AM: Archives are often portrayed as sterile or silent, but can you describe a specific sight, sound, smell, touch, or taste in your workspace?
MS: I think I will go back to that that sensation of working with water. That is a touch I associate with my job, a very strong sense I associate with my job. It's kind of poetic in a way. What is the substance that is the bane of paper collections? What can potentially do so much damage to paper collections? It’s water, right? There’s this beautiful stain we call tideline staining that I’m often trying to treat in paper. So the water put it in, and then we use water to get it out. The very element that does the damage is also the element that can restore and remove the damage. Well, oh, it gets even better. It’s even better. What do you need heaps of to make paper? Water. Yes. It’s so important to papermaking, whether it’s hand-made, machine-made, historic, modern. So, poetic, indeed.
AM: Can you tell me about a spreadsheet that was involved in a project you’ve worked on in your archival career, and what that project was about, and why it was great?
MS: I'm kind of averse to spreadsheets. That said, I rely on them all the time. Currently, I am working off a spreadsheet that was made by a visiting photo conservator in 2021. And I am so grateful to have this beautiful spreadsheet with all of her information, because now I am writing up a large document to summarize and prepare for the next step in this project, which will be to work on daguerreotypes and ambrotypes. These things take time. I'm preparing the report so that everybody can sign off and be on board to begin treating the photographs.

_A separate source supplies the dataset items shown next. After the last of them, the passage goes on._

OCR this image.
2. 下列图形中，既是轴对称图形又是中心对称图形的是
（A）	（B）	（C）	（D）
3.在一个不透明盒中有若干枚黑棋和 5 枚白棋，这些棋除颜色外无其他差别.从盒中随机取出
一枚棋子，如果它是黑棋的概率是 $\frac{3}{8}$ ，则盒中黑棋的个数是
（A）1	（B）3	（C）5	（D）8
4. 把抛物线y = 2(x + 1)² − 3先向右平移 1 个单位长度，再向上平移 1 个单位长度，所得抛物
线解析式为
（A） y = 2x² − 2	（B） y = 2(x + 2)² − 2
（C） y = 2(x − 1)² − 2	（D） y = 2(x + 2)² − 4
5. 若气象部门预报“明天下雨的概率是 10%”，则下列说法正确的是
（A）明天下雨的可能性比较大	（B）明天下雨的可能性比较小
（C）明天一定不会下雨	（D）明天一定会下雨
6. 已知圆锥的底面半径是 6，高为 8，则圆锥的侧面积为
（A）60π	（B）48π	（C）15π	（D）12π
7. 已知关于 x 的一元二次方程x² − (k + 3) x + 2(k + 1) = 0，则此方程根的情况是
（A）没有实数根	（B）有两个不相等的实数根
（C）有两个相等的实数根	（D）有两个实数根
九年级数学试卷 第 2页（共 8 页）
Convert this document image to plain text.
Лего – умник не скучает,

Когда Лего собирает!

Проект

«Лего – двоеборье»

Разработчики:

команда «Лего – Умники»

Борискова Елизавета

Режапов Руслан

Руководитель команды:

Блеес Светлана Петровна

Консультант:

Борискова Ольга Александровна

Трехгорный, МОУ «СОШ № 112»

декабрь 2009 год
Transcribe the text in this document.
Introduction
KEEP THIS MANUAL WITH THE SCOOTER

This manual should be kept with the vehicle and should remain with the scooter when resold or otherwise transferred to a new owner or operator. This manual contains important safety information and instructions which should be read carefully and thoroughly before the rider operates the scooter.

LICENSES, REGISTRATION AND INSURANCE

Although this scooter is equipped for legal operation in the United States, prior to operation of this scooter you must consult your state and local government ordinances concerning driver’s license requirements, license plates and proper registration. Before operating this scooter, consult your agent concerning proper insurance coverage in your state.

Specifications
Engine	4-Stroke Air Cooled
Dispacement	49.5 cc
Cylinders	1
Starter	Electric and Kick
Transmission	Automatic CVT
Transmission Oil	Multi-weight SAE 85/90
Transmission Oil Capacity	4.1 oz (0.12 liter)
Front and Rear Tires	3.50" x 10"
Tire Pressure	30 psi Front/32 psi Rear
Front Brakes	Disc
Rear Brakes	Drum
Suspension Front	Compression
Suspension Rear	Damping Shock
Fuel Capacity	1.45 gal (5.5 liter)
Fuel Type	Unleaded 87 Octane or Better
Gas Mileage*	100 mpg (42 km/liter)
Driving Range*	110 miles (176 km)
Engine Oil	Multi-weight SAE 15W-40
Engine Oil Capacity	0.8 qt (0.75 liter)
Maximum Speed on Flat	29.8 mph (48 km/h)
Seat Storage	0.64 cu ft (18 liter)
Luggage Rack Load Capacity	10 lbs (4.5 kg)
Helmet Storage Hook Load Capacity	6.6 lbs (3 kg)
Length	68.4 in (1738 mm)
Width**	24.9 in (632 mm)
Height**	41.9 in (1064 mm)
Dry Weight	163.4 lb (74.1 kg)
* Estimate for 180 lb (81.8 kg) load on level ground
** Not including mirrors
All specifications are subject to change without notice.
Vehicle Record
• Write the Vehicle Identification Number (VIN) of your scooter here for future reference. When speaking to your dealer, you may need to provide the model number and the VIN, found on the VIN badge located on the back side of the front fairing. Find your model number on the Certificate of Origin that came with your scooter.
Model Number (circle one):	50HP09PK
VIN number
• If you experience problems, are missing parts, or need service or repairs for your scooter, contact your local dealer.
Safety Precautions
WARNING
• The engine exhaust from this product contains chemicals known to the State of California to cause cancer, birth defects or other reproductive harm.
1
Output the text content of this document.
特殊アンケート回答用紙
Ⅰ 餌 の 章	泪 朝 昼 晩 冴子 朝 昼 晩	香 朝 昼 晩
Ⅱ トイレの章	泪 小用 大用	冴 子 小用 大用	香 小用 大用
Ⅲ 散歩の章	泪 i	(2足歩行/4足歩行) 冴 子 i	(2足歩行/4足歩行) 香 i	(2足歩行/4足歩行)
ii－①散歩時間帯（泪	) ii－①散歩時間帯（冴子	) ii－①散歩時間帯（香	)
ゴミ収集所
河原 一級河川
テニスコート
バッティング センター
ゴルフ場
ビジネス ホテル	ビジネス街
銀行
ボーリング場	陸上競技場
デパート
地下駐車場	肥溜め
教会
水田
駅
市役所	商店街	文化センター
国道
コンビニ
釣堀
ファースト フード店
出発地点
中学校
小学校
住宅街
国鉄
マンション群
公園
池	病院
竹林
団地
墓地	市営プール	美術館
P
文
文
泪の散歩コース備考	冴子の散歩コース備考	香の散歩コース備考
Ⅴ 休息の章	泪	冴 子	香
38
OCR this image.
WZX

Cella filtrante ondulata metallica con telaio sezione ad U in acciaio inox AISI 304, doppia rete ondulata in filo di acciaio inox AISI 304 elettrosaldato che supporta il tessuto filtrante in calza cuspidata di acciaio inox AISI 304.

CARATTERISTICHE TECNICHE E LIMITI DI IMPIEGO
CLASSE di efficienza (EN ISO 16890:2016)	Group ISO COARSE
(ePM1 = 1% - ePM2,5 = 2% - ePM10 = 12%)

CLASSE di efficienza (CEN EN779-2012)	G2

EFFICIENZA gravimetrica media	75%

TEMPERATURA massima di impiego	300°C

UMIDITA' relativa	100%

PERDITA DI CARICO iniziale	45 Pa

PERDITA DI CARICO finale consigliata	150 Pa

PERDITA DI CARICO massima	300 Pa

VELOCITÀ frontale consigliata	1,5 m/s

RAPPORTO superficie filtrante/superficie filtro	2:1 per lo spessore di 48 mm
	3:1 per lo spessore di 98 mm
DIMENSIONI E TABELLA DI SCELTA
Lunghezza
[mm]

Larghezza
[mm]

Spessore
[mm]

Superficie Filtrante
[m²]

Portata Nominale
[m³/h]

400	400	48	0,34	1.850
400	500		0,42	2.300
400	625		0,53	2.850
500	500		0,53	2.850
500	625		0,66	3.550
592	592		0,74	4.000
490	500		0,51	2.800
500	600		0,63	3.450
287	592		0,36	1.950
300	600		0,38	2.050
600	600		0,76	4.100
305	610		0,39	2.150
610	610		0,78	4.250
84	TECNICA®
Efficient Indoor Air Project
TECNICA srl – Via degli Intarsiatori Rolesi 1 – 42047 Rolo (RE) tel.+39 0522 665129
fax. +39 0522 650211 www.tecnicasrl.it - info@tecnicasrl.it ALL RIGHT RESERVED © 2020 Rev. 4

AM: What archives-related question should I ask the next person?
MS: I'm always interested in hearing about what kinds of projects people find most challenging. It can also be “most enjoyable.” Often more challenging is more enjoyable. So it doesn't have to be, you know, what-made-you-pull-your-hair-out challenging, but what was really challenging and rewarding? It could be a treatment, it could be a rehousing, it could be preparing something for display, it could involve working with another specialist to problem-solve. I always want to hear about things like that, because I love the how — how are things done.